CHICAGO — An intensive smoking cessation intervention that starts while patients are hospitalized for an acute cardiac event is not merely highly cost effective, it is actually cost saving, Robyn Kondrack, Pharm.D., reported at the annual meeting of the American College of Cardiology.
Indeed, the mean cost-effectiveness ratio of providing a 3-month intensive smoking cessation intervention (SCI) to hospitalized smokers in a 209-patient randomized controlled trial was $1,443 per year of life gained, according to Dr. Kondrack of Creighton University, Omaha, Neb.
The total direct cost of medical care during 5 years of prospective follow-up in the SCI arm of the study was $872,376, including nearly $250,000 for the smoking cessation program itself, compared with $1,025,000 in patients randomized to usual care. The major driver of the more than $150,000 in cost savings in the SCI group was their reduced hospital costs over the 5-year period.
Dr. Kondrack's cost analysis was a follow-up to last year's initial report on the Creighton University randomized trial, which showed a 2-year all-cause mortality of 2.8% in the intensive SCI group compared with 12.0% in the usual care controls, a 77% relative risk reduction. Twenty-five patients in the SCI group were hospitalized during the first 2 years of follow-up, as were 41 controls, for a 44% relative risk reduction (Chest 2007;131:446-52).
The investigators said although the 16 prior randomized controlled trials of SCIs in hospitalized smokers published since 1985 had clearly established that such programs result in higher smoking abstinence rates than usual care, theirs was the first to demonstrate reduced morbidity and mortality in response to an SCI.
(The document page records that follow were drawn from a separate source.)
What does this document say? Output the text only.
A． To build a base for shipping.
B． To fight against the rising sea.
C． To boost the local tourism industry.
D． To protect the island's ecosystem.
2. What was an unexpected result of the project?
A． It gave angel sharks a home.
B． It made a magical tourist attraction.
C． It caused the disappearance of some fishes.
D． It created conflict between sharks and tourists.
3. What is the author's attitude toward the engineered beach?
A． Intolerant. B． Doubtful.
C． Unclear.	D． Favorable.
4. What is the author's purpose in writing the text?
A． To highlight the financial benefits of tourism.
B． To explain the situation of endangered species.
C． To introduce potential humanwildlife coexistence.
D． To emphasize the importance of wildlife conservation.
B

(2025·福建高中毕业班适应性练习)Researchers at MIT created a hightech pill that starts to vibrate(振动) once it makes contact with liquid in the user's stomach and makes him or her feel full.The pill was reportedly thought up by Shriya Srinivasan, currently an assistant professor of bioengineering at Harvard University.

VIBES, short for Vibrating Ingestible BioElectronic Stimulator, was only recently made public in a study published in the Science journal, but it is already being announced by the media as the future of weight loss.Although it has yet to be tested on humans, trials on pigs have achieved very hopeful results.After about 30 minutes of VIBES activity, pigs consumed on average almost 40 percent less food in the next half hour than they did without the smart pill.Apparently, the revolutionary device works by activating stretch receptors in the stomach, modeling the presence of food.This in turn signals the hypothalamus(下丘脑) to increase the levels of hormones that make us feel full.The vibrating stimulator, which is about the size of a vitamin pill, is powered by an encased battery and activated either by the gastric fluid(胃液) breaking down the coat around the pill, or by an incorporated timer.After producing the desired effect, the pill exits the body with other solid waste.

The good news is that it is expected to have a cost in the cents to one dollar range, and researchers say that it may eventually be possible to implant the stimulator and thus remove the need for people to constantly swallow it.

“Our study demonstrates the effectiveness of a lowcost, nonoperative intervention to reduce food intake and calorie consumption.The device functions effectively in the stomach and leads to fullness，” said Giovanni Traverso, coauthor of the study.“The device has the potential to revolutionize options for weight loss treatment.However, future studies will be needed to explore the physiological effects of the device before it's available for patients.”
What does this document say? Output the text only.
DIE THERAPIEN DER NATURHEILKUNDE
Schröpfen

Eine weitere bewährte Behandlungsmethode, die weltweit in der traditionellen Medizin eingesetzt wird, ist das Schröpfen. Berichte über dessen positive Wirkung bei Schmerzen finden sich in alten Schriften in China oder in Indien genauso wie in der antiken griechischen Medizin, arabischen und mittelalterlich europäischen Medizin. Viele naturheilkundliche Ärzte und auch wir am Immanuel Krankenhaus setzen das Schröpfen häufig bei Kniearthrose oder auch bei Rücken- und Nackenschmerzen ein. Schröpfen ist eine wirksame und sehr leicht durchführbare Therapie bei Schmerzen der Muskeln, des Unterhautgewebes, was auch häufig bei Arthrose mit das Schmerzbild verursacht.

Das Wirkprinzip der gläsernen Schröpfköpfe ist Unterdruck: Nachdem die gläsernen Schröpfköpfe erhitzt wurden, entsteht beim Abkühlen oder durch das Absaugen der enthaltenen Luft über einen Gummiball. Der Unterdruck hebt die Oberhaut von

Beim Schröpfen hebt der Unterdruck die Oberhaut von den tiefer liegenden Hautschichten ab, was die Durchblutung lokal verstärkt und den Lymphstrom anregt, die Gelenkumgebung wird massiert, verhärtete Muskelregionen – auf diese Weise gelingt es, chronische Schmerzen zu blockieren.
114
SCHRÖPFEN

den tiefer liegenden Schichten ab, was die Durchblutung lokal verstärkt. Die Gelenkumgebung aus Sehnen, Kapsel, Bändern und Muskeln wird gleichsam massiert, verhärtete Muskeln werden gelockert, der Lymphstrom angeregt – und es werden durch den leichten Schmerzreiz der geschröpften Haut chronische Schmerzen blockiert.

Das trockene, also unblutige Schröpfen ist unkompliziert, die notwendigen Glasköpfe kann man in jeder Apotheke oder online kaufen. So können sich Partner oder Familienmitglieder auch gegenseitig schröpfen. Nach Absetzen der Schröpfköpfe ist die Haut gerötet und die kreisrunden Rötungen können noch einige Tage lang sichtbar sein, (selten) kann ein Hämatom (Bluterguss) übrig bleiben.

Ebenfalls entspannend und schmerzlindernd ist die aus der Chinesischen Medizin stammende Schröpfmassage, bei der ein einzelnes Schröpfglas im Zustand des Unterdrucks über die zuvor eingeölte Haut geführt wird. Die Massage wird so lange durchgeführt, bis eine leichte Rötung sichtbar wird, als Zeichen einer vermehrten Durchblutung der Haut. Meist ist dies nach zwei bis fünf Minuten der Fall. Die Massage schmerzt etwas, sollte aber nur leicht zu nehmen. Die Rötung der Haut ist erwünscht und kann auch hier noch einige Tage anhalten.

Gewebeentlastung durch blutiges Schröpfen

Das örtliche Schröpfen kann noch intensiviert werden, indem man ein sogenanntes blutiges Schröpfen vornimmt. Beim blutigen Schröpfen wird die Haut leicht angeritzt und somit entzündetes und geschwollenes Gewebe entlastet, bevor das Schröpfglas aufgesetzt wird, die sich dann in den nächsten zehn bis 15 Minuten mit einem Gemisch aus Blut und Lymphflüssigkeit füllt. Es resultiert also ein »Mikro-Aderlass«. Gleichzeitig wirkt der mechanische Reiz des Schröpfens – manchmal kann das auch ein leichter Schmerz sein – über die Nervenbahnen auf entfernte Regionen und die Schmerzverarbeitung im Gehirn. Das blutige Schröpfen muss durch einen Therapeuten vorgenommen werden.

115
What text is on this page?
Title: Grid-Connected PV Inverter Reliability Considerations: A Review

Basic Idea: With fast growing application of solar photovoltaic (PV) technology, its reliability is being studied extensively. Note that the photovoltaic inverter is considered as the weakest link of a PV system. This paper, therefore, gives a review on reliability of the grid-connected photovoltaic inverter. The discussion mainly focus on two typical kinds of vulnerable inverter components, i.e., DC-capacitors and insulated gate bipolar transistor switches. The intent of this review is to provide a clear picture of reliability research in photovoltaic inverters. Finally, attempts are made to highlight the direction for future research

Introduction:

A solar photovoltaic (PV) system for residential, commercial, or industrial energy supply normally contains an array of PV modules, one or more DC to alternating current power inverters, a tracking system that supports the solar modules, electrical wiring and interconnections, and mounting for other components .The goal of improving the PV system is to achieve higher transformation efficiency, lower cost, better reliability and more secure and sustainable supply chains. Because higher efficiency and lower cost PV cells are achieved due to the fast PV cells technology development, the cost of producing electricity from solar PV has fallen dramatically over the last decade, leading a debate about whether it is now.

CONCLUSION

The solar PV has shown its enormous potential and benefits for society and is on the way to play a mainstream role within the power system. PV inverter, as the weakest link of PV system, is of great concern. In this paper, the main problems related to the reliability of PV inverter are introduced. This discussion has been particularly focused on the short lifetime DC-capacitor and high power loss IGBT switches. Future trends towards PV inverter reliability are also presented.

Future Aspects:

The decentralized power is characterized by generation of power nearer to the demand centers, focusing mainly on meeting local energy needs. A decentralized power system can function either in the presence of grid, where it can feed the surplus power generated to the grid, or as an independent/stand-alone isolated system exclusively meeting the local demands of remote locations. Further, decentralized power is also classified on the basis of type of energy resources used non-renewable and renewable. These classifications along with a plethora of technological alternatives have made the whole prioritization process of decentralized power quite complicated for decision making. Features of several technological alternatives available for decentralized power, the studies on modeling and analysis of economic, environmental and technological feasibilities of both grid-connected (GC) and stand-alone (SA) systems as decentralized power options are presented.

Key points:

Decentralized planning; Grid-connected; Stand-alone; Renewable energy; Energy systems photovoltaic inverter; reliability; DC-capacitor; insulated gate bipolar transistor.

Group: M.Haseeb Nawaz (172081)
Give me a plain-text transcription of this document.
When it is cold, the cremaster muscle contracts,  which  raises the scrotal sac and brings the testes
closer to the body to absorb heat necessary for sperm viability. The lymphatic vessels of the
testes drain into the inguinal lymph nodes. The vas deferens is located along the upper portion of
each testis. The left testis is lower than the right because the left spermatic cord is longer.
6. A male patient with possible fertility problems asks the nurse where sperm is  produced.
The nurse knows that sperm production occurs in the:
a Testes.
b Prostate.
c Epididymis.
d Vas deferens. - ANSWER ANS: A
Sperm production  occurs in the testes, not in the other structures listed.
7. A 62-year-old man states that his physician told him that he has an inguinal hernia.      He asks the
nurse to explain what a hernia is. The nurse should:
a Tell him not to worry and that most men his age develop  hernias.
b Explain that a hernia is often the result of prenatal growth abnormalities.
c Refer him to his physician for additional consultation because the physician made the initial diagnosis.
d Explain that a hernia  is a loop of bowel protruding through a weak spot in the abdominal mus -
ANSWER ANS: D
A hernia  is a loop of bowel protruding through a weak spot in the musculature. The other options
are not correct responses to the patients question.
All participants in the Nebraska study were smokers hospitalized in a coronary care unit for an acute cardiac syndrome or acute decompensated heart failure. All received a 30-minute inpatient smoking cessation counseling session; the usual-care group also received printed educational materials before discharge.
The structured SCI consisted of a minimum of 12 weekly behavior modification sessions with a counselor who has expertise in nicotine addiction, along with individualized pharmacotherapy—bupropion (Wellbutrin) and/or nicotine replacement therapy—provided at no cost to the patient. Seventy-five percent of patients in the SCI utilized the adjuvant pharmacotherapy, as did just 17% in the usual care group.
The biochemically confirmed continuous smoking abstinence rate at 2 years was 33% in the SCI group, compared with 9% with usual care.
The number-needed-to-treat using the intensive SCI to prevent one additional death during 2 years was 11. The results suggest smoking cessation may be the most effective secondary prevention measure available to smokers with cardiovascular disease—more effective than statins, antiplatelet agents, or other drugs considered standard therapy.
In an ACP Journal Club commentary on the Creighton trial, Dr. Charles J. Bentz of Providence St. Vincent Medical Center, in Portland, Ore., called it a landmark study (ACP J Club 2007;147:3).
Only 14 states cover outpatient smoking cessation counseling for all Medicaid recipients, and only Oregon covers all forms of counseling and medication, he noted, adding that the study “should serve as a call to all payers, public and private, to reevaluate their coverage for intensive tobacco cessation interventions.”
Dr. Kondrack noted that roughly three-quarters of the cost of the intensive SCI program was for personnel, with another 18% going for office and pharmaceutical supplies.